First object is grouped by all other objects which the distance between them is lower the X.
Then we go to the second object, if not included in the first group, we run the same algorithm on the other objects that are not included in the first group,
and so on...
I'm trying to do this algo in the GPU using the fragment shader.
First I set all the locations into a RGBA float texture. Setting for each pixel the location (x,y) - z and w are free for now. Then i draw to a result texture my calculations using the shader. In the end i will read the pixels of the result texture and do my code.
Tried many variations of code, and multi phases draw for performing my algorithm but i'm not happy with the time performances.
The question is,
Is there a way to do one run over the texture to perform my wish (single draw phase) ?
My latest try is this algorithm - My fragment shader
precision highp float;
uniform sampler2D locs;
varying vec2 coord;
uniform float clusterDistance;
const float textureSize = 64.;
void main()
{
// Getting my location
vec4 currData = texture2D(locs, coord);
float offsetPix = 1./textureSize/2.;
vec2 coordIdx = (coord - offsetPix) * textureSize;
// Getting the index of my location
float myIdx = coordIdx.y * textureSize + coordIdx.x;
int clusterIdx = 0;
float clusterNum = 0.;
// Running over all the other locations until me and finding the first close object to me
for (float i=0.;i<textureSize*textureSize;++i)
{
clusterNum = i +1.;
// Which mean that we didn't find any closed object to me so we stop
if (i == myIdx)
{
break;
}
else
{
vec2 pntLoc = vec2(mod(i, textureSize), floor(i/textureSize)) / textureSize+offsetPix;
vec4 pnt = texture2D(locs, pntLoc);
if (distance(currData.xy, pnt.xy) <= clusterDistance)
{
break;
}
}
}
// Print the result
gl_FragColor = vec4(currData.x, currData.y, clusterNum, 1.);
}
But the problem here is that the result can cause a chain clustering.

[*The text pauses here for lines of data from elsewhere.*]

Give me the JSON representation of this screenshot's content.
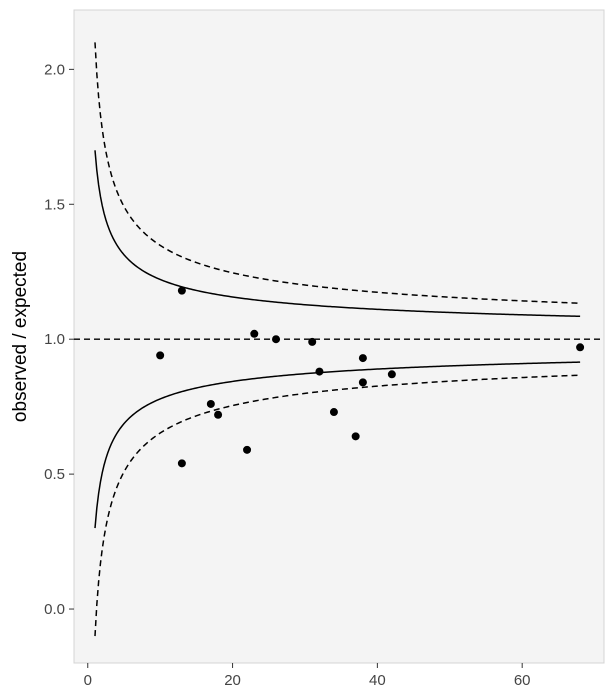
{
  "chart_data": {
    "type": "scatter",
    "title": "",
    "xlabel": "",
    "ylabel": "observed / expected",
    "xlim": [
      -1.9,
      71.3
    ],
    "ylim": [
      -0.2,
      2.22
    ],
    "x_ticks": [
      0,
      20,
      40,
      60
    ],
    "y_ticks": [
      0.0,
      0.5,
      1.0,
      1.5,
      2.0
    ],
    "x_tick_labels": [
      "0",
      "20",
      "40",
      "60"
    ],
    "y_tick_labels": [
      "0.0",
      "0.5",
      "1.0",
      "1.5",
      "2.0"
    ],
    "grid": false,
    "panel_background": "#f4f4f4",
    "reference_line": {
      "y": 1.0,
      "style": "dashed"
    },
    "points": [
      {
        "x": 10,
        "y": 0.94
      },
      {
        "x": 13,
        "y": 1.18
      },
      {
        "x": 13,
        "y": 0.54
      },
      {
        "x": 17,
        "y": 0.76
      },
      {
        "x": 18,
        "y": 0.72
      },
      {
        "x": 22,
        "y": 0.59
      },
      {
        "x": 23,
        "y": 1.02
      },
      {
        "x": 26,
        "y": 1.0
      },
      {
        "x": 31,
        "y": 0.99
      },
      {
        "x": 32,
        "y": 0.88
      },
      {
        "x": 34,
        "y": 0.73
      },
      {
        "x": 37,
        "y": 0.64
      },
      {
        "x": 38,
        "y": 0.93
      },
      {
        "x": 38,
        "y": 0.84
      },
      {
        "x": 42,
        "y": 0.87
      },
      {
        "x": 68,
        "y": 0.97
      }
    ],
    "funnel_limits": [
      {
        "style": "solid",
        "z": 0.7
      },
      {
        "style": "dashed",
        "z": 1.1
      }
    ],
    "funnel_x_range": [
      1,
      68
    ]
  }
}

For ex.
if our data is {0,0}, {4,0}, {8,0}, and the max distance to group is 4. Then the first is closed to the second. and then the third is close to the second but not the first. according to my algo, it is returning the index of the second, although that second is out of the picture because is grouped by the first object, and the first is the reference object for distances.
Is it possible to read from the result texture while writing to it?

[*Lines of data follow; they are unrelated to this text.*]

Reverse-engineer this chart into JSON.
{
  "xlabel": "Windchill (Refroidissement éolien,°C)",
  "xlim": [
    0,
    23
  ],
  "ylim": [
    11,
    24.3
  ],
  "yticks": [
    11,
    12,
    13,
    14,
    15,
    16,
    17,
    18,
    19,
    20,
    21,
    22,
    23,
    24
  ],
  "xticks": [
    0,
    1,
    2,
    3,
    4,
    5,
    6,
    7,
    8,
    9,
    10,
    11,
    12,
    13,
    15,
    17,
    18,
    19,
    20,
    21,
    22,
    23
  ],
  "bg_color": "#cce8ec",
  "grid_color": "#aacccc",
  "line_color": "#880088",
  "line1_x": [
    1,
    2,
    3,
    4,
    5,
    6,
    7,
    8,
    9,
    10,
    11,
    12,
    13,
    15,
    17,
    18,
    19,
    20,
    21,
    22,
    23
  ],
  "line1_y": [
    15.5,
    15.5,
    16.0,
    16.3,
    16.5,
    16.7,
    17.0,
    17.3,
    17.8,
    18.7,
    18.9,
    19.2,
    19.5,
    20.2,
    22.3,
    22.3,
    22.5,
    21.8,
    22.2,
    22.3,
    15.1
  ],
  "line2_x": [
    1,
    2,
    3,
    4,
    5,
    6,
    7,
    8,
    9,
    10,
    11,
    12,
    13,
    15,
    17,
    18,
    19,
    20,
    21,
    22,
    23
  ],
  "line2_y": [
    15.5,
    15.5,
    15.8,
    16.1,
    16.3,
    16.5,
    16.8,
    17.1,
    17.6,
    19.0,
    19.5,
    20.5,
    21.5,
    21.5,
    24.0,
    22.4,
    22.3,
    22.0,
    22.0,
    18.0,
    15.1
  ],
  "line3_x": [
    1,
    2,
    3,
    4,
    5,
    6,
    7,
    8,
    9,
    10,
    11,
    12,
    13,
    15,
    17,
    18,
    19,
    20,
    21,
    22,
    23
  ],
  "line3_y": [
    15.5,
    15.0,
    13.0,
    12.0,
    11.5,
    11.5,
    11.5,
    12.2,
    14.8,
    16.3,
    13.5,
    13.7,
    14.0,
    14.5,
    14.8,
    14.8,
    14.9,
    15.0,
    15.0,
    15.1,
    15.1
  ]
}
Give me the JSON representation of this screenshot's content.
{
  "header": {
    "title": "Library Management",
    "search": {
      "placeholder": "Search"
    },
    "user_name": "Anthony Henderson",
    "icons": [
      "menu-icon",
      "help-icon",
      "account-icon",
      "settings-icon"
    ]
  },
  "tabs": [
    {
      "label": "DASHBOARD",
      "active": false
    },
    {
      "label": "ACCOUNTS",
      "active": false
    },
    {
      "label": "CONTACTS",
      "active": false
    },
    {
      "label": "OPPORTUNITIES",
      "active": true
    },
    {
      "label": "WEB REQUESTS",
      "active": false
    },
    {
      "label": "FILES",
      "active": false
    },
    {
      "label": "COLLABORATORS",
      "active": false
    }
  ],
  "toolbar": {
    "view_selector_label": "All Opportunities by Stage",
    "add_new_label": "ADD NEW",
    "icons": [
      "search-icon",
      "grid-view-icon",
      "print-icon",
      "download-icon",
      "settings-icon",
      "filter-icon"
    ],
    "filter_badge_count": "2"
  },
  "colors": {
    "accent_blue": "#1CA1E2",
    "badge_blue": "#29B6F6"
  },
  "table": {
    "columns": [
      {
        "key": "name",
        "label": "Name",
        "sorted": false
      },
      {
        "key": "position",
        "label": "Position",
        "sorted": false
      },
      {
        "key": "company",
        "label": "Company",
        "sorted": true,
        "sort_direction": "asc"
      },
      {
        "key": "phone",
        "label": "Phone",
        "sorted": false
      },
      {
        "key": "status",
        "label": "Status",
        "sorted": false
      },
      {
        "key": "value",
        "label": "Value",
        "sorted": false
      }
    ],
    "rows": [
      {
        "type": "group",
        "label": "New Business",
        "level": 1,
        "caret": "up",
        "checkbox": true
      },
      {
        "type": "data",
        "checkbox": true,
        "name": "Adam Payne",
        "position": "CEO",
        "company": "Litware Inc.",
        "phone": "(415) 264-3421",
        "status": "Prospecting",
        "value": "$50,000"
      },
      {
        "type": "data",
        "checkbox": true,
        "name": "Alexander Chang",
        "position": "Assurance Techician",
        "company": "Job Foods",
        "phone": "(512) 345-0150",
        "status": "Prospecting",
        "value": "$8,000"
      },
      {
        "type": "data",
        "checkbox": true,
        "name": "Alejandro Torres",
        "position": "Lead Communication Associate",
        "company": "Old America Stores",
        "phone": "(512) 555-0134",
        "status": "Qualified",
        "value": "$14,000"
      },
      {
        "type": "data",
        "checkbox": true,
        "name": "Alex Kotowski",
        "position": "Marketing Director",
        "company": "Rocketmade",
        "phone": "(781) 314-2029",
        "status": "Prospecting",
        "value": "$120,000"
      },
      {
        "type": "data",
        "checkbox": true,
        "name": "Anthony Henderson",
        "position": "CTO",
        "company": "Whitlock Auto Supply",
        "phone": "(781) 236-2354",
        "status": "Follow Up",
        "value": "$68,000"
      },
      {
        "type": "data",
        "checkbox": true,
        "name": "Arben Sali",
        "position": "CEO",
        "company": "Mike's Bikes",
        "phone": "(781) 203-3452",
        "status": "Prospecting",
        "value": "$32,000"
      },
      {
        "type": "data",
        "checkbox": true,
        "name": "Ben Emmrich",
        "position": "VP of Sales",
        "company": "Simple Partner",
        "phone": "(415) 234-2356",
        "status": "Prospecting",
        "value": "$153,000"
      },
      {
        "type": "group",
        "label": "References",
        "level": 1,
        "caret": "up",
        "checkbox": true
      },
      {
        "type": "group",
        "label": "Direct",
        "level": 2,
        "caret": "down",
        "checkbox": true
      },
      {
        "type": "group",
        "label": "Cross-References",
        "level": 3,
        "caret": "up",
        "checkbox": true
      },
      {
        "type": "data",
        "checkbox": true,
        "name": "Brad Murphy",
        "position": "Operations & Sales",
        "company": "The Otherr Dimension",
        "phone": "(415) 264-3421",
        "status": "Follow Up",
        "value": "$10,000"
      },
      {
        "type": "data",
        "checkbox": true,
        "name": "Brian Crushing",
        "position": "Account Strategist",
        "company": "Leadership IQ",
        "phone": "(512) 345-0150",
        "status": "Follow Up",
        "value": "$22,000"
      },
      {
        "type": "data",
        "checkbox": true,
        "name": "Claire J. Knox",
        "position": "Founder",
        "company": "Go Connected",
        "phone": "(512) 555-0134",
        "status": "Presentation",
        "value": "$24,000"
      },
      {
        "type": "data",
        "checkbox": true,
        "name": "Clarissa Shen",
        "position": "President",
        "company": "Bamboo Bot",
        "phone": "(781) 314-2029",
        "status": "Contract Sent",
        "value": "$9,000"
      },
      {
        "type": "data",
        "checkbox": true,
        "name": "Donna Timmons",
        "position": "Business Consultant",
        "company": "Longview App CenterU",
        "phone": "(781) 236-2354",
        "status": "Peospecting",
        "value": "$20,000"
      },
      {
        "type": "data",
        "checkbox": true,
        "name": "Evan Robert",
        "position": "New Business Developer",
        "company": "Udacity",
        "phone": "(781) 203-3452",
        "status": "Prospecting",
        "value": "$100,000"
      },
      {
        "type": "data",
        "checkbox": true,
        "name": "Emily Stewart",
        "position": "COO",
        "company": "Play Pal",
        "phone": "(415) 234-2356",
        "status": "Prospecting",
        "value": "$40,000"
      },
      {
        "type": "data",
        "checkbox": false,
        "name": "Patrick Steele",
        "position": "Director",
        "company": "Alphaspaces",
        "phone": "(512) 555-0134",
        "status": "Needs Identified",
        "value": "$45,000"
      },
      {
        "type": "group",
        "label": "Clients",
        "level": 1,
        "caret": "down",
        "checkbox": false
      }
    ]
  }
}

It would solve my problem, cause then i could check the z value of the result when comparing distances..
No, you cannot read and write to a texture in the same pass (with standard WebGL and I think not at all in the way you intend).

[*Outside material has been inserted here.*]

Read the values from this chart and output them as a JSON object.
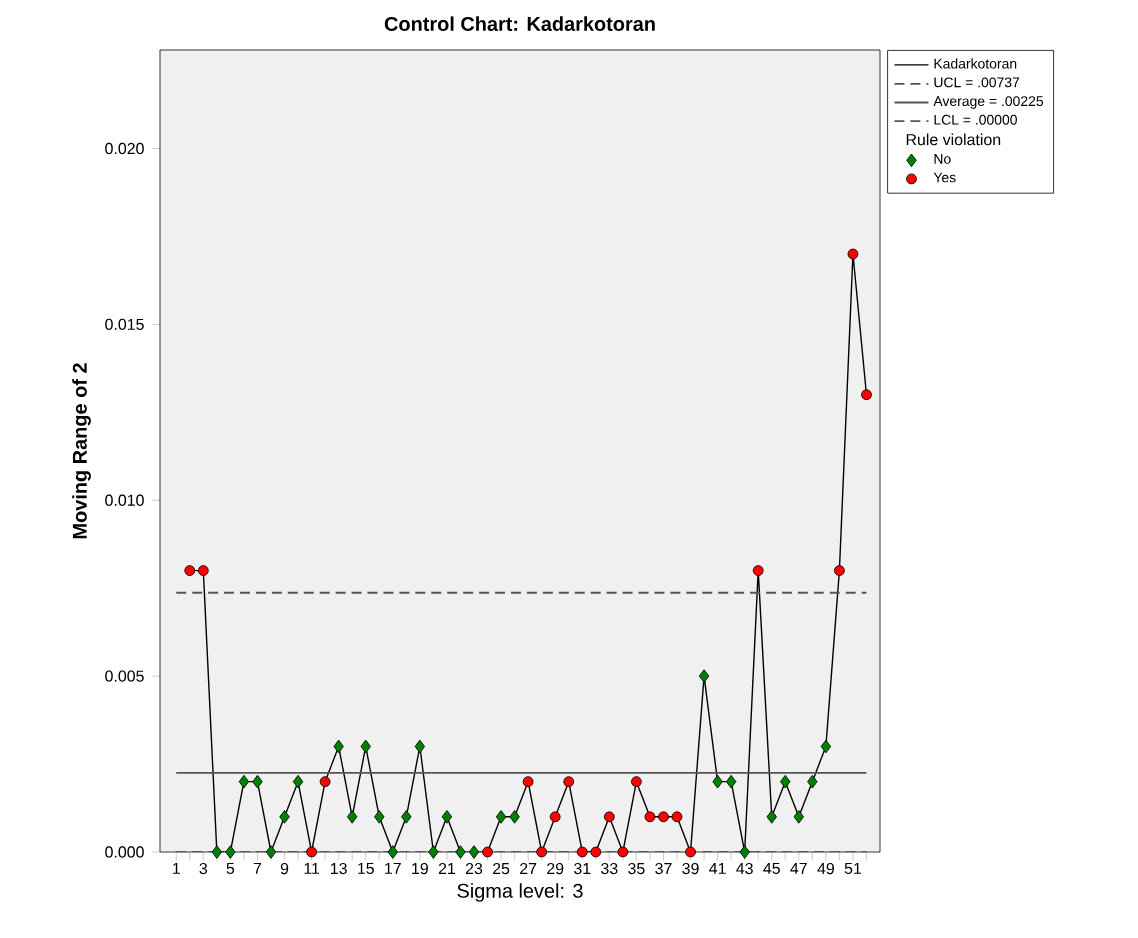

Your algorithm seems rather serial in nature, not well suited for GPU/SIMD execution, but I may misinterpret your intent. Remember that the GPU may run a shader program for multiple data-points (fragments/pixels in this case) at once, having no clue about the results of others.
You also can't break out of a for loop on a SIMD architecture. The for loop will just keep iterating although the changes will not be written for fragments that broke out of it. In other words there is no speed benefit. It's a different story if the break condition evaluates to the same value for all fragments.
You might want to look at other ways of clustering, like k-means.